“I learned that lesson my first year of marriage when I got my wife a dishwasher for marriage.”

At the beginning of Zoom sales calls, there’s often the small talk that accompanies waiting for the others who are supposed to be joining the call. You can’t talk about the sales process yet because not everyone is there, so what you are left with is everyone trying to be as friendly as possible and not feel awkward.

As I joined a call this morning, I entered a call of people talking about Christmas gifts. One of the guys was talking about the gifts that he gives to his wife and that he made the mistake of getting his wife a new dishwasher their first year of Christmas. He thought that since she was getting him tools, he would get her a “tool” also….aparently she was not amused.

As he continued to talk he started saying that he had run out of ideas of what to get his wife. He just got her different kinds of jewelry each year because “you can’t go wrong with jewelry.” As he continued talking, everyone on the call was saying their “mmhmm’s” and “yeps”. But I started to become more and more separated from what they were talking about.

Eventually, he dropped a bomb that had I not been on mute, they may have heard the audible gasp from my side of the screen.

“I saw a diamond bracelet for $6,000, so I’ll probably just get her that this year.”

I was in disbelief. It was a combination of not only how expensive it was, but how nonchalant and carelessly he talked about it. As if $6,000 for this trinket was just something he did. Each year he went to the jewelry store and paid multiple thousands of dollars for something just to keep his wife “happy.”

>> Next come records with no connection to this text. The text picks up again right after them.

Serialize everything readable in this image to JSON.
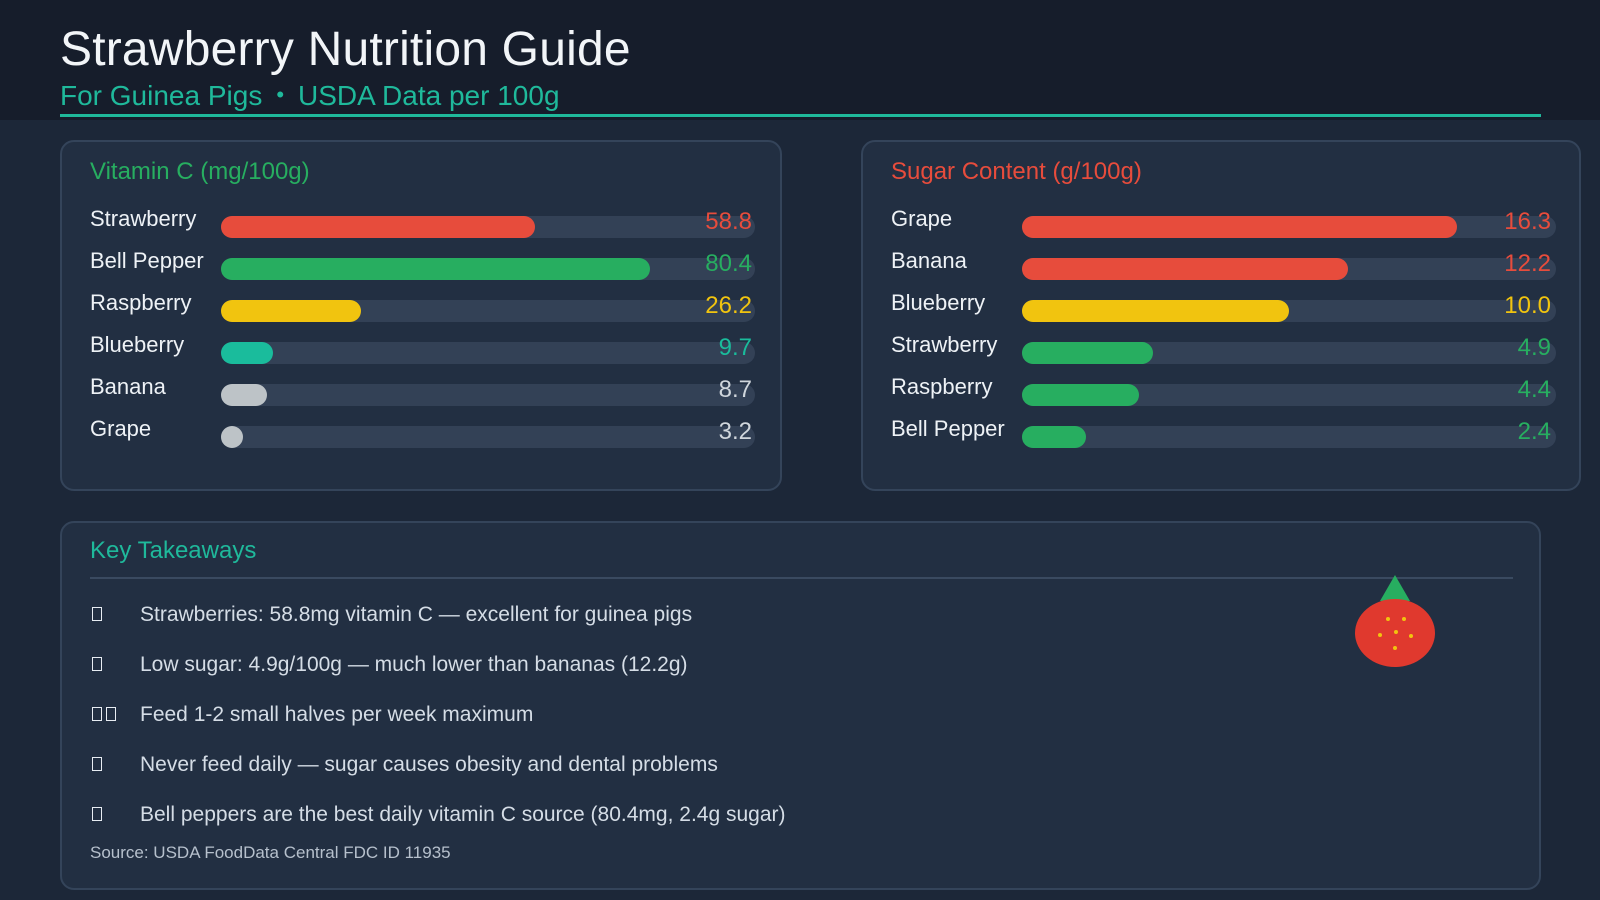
{
  "header": {
    "title": "Strawberry Nutrition Guide",
    "subtitle_left": "For Guinea Pigs",
    "subtitle_sep": "•",
    "subtitle_right": "USDA Data per 100g"
  },
  "chart_data": [
    {
      "type": "bar",
      "orientation": "horizontal",
      "title": "Vitamin C (mg/100g)",
      "categories": [
        "Strawberry",
        "Bell Pepper",
        "Raspberry",
        "Blueberry",
        "Banana",
        "Grape"
      ],
      "values": [
        58.8,
        80.4,
        26.2,
        9.7,
        8.7,
        3.2
      ],
      "value_labels": [
        "58.8",
        "80.4",
        "26.2",
        "9.7",
        "8.7",
        "3.2"
      ],
      "xlim": [
        0,
        100
      ],
      "colors": [
        "#e74c3c",
        "#27ae60",
        "#f1c40f",
        "#1abc9c",
        "#bdc3c7",
        "#bdc3c7"
      ],
      "label_colors": [
        "#e74c3c",
        "#27ae60",
        "#f1c40f",
        "#1abc9c",
        "#d0d6dc",
        "#d0d6dc"
      ],
      "title_color": "#27ae60"
    },
    {
      "type": "bar",
      "orientation": "horizontal",
      "title": "Sugar Content (g/100g)",
      "categories": [
        "Grape",
        "Banana",
        "Blueberry",
        "Strawberry",
        "Raspberry",
        "Bell Pepper"
      ],
      "values": [
        16.3,
        12.2,
        10.0,
        4.9,
        4.4,
        2.4
      ],
      "value_labels": [
        "16.3",
        "12.2",
        "10.0",
        "4.9",
        "4.4",
        "2.4"
      ],
      "xlim": [
        0,
        20
      ],
      "colors": [
        "#e74c3c",
        "#e74c3c",
        "#f1c40f",
        "#27ae60",
        "#27ae60",
        "#27ae60"
      ],
      "label_colors": [
        "#e74c3c",
        "#e74c3c",
        "#f1c40f",
        "#27ae60",
        "#27ae60",
        "#27ae60"
      ],
      "title_color": "#e74c3c"
    }
  ],
  "takeaways": {
    "title": "Key Takeaways",
    "items": [
      "Strawberries: 58.8mg vitamin C — excellent for guinea pigs",
      "Low sugar: 4.9g/100g — much lower than bananas (12.2g)",
      "Feed 1-2 small halves per week maximum",
      "Never feed daily — sugar causes obesity and dental problems",
      "Bell peppers are the best daily vitamin C source (80.4mg, 2.4g sugar)"
    ],
    "box_counts": [
      1,
      1,
      2,
      1,
      1
    ],
    "source": "Source: USDA FoodData Central FDC ID 11935",
    "illustration": "strawberry-icon"
  }
}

As I prepare to give my girlfriend a gift for Christmas and having just bought my gift for my family name drawing Christmas exchange, I felt almost sick to my stomach that someone with close to nothing would likely have the same reaction to me getting what I got for my family and girlfriend. I’m not a very attached person to things, yet even I was spending a fair bit of money on these gifts when people aren’t eating this Christmas.

It’s truly a hard balance. The fact that there are starving people around the world doesn’t mean that we should never have anything nice, but I do think it should cause us to think about the things that we do and the carelessness in how we do those things.

My initial reaction was to judge this man for his careless “rich person” attitude, but then I immediately was challenged with this in my own life and selfishness. It brought home the verse “Why do you see the speck that is in your brother’s eye, but do not notice the log that is in your own eye?”

Year number 23 of Joey being a hypocrite. I pray I can continue to realize these moments and come back to the Lord to sanctify me from these thoughts of judgment when I myself am just as sinful and in need of Jesus to purify me.